After taking into consideration these developments, the Reserve Bank came to the conclusion that in the absence of a credible revival plan, and in public interest and the interest of the bank’s depositors, it had no alternative but to apply to the Central Government for imposing a moratorium under section 45 of the Banking Regulation Act, 1949. Accordingly, the Central Government has imposed moratorium effective from today.

The Reserve Bank assures the depositors of the bank that their interest will be fully protected and there is no need to panic.

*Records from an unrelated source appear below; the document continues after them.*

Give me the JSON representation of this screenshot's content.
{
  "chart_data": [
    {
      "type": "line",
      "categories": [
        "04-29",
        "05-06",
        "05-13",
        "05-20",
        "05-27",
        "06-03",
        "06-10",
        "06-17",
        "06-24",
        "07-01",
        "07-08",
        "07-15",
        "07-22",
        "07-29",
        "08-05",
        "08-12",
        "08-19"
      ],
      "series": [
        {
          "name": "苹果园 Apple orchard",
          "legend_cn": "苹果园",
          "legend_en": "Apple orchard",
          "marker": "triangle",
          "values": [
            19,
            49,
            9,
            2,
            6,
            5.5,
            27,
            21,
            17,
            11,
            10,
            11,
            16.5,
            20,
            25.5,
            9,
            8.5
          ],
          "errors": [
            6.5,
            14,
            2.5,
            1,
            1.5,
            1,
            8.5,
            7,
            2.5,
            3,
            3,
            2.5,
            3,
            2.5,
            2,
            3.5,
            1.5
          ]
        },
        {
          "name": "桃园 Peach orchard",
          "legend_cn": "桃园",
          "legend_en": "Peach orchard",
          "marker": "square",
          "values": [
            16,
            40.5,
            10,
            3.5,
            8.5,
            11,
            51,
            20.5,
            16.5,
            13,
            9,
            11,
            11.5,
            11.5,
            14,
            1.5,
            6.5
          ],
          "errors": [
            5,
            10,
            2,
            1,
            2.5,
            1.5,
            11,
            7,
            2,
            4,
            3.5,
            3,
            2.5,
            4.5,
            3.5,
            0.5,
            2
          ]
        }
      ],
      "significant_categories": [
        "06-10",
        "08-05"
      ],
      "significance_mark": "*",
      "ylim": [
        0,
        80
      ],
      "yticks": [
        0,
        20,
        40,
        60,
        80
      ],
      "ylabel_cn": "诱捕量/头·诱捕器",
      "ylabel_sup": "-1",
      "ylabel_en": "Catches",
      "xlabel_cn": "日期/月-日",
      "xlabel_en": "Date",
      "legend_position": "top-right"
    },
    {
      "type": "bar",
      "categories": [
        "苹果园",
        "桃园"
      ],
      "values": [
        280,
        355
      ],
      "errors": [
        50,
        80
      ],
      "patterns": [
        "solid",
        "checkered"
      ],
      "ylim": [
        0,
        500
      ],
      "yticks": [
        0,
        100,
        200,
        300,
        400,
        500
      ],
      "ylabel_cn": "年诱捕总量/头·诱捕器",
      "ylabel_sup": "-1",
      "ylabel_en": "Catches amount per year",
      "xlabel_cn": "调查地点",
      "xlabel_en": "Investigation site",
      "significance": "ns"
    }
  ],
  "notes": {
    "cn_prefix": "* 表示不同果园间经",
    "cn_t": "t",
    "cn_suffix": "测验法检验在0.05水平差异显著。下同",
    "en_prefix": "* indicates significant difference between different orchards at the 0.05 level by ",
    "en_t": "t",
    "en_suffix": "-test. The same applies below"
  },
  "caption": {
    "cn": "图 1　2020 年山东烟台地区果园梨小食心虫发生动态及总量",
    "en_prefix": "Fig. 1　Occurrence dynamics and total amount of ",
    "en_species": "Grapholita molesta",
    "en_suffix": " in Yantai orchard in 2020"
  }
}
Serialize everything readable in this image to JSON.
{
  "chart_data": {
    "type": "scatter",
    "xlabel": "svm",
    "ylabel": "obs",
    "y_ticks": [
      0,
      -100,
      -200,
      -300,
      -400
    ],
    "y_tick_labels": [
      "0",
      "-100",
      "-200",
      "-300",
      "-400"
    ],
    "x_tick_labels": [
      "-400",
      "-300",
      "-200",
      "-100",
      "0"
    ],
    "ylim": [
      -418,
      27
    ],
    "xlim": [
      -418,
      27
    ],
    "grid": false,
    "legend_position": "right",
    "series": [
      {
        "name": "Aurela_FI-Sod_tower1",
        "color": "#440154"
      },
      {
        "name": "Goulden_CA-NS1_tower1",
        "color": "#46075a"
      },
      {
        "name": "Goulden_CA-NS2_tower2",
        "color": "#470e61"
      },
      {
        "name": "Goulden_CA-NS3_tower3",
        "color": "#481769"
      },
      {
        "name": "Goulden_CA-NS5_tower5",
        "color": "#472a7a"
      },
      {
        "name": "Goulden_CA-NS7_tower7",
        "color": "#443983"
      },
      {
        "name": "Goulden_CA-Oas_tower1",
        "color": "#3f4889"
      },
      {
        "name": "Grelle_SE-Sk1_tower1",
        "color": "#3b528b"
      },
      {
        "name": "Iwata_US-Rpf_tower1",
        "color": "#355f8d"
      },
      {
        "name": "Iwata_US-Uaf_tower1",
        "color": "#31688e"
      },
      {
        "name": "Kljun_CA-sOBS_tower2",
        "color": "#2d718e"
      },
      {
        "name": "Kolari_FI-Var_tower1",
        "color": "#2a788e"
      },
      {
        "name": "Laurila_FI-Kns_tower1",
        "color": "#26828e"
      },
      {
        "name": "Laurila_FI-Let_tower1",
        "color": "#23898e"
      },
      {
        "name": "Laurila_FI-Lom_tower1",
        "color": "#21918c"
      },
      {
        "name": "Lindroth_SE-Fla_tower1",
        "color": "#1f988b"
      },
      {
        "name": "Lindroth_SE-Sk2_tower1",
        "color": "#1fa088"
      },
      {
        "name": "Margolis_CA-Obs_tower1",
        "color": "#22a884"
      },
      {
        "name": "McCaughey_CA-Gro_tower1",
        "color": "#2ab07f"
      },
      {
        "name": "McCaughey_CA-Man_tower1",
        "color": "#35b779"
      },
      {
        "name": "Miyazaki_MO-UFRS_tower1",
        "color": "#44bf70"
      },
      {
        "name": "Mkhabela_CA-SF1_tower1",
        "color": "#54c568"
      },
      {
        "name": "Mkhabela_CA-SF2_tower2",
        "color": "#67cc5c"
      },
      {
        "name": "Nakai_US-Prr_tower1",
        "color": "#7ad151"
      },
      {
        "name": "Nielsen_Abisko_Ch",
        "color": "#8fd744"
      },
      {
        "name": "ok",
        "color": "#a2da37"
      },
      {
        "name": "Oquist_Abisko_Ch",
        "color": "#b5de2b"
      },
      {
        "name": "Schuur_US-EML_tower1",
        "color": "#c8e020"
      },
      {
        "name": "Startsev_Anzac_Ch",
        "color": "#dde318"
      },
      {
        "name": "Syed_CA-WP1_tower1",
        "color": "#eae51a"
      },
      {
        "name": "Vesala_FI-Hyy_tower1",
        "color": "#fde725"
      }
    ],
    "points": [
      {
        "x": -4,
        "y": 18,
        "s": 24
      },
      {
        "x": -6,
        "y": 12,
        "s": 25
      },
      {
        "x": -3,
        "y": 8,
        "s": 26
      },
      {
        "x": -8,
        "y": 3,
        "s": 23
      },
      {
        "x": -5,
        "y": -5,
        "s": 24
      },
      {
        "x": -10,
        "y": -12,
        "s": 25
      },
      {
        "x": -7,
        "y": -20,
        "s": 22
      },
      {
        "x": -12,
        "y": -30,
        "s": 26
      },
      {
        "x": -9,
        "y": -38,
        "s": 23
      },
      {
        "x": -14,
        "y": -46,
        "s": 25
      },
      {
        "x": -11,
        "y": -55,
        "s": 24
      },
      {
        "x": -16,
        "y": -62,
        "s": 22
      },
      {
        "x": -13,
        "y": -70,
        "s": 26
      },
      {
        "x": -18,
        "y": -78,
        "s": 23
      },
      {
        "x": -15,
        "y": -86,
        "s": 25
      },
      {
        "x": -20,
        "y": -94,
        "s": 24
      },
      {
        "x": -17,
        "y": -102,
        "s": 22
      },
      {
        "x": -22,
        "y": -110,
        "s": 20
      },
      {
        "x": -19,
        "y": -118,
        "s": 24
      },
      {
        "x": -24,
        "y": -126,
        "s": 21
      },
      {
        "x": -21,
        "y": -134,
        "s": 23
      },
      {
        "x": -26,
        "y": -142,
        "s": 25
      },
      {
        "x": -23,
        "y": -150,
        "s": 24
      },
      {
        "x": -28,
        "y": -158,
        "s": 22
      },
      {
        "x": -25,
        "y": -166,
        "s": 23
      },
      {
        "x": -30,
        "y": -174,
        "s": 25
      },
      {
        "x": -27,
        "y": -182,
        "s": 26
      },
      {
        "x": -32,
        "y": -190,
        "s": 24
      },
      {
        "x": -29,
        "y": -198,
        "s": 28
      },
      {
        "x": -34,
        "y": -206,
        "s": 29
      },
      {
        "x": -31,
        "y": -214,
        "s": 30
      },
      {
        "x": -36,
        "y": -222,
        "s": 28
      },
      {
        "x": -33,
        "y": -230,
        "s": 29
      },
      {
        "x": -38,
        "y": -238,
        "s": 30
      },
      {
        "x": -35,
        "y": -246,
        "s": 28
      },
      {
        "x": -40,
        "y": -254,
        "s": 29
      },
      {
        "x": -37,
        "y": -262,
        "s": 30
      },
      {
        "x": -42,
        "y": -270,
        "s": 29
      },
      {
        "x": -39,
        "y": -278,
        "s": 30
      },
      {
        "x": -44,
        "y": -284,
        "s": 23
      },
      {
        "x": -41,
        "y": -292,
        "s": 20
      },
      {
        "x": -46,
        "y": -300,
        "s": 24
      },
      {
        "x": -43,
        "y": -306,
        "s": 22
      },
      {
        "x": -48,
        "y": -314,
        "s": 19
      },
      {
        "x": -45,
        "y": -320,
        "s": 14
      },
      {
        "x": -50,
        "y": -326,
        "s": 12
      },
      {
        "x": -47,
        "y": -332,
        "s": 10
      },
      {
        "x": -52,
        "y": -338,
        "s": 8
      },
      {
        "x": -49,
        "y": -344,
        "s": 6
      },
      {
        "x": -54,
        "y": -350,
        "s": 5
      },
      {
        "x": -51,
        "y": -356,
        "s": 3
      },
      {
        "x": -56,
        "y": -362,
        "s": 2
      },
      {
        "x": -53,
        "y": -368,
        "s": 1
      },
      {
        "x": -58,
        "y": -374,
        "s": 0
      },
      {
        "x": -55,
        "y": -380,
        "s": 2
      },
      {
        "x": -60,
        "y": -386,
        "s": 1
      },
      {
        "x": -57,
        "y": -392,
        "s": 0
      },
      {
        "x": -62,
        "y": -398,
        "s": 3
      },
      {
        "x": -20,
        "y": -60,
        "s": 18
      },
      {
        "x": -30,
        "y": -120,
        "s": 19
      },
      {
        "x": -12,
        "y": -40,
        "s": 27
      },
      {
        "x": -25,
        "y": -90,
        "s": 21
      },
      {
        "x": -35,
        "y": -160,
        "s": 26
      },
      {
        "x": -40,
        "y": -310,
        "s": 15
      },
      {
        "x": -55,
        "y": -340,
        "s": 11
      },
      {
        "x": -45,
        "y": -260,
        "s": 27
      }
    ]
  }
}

In terms of the provisions of the Banking Regulation Act, the Reserve Bank will explore and draw up a scheme in the next few days for the bank’s reconstruction or amalgamation and with the approval of the Central Government, put the same in place well before the period of moratorium of thirty days ends so that the depositors are not put to hardship for a long period of time.

The Reserve Bank has also issued certain directions to the bank under section 35A of the Act ibid.